Political Geography Defined

Political geography has been defined in several ways. Some definition traces the
essence of the field while others draw on the diversity of the discipline but more importantly,
political geography considers the geography as an illumination of the politics and vice versa.
Essentialist definitions contend that political geography should focus on its primary concepts,
which the advocates of this method commonly recognise as the state and territory (Cox,
2002). Also, political geography is conceived as the study of political, territorial entities,
boundaries, and organisational subdivisions (Alexander 1963; Goblet 1955). Definitions of
political geography from the essentialists’ perspective visualise politics in very customary
conditions, as being about the state, elections and international relations (Jones et al., 2004).

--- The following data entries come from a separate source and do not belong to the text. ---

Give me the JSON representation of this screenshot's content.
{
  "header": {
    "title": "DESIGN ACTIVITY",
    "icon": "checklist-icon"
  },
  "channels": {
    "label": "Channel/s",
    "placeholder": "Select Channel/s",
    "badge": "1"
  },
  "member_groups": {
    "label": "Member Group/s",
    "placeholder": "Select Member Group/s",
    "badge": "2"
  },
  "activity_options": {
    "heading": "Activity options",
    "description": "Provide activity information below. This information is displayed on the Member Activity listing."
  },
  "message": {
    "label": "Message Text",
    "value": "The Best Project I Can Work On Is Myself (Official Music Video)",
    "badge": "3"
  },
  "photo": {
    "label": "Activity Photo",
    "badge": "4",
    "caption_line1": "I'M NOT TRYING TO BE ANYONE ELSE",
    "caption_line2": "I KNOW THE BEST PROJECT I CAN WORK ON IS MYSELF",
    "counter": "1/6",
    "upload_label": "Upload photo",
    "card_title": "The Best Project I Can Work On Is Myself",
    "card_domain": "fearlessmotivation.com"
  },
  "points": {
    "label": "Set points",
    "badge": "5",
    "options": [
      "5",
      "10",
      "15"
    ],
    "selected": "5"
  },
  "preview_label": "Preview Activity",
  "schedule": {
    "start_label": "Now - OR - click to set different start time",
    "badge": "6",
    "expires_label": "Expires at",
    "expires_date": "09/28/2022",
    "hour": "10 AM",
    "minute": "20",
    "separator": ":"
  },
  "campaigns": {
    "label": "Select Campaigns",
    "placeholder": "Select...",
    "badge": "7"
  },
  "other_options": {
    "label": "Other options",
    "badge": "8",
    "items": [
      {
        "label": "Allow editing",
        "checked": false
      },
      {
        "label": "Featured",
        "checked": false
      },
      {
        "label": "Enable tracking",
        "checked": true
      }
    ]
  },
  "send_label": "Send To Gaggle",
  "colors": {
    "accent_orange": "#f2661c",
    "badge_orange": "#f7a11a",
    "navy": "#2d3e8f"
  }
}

Bradshaw et al. (2007, p 29) defined political geography as “the study of how
governments and political movements (such as nongovernmental organisations, labour unions
and political parties) influence the human and physical geography of the world and its
regions. Some cultural features such as religion, and physical features such as the distribution
of freshwater resources, influence government and political movements. Self-governing
countries are the basic political units: within its borders, a country’s government is assumed
to have political control, or sovereignty, over the country’s inhabitants and resources”. In the
same vein, but more elaborately Jones et al. (2004) defined political geography as that aspect
of geography that connects myriads of works in the social sciences with the different
crossroads of politics and geography in a triangular configurations fashion.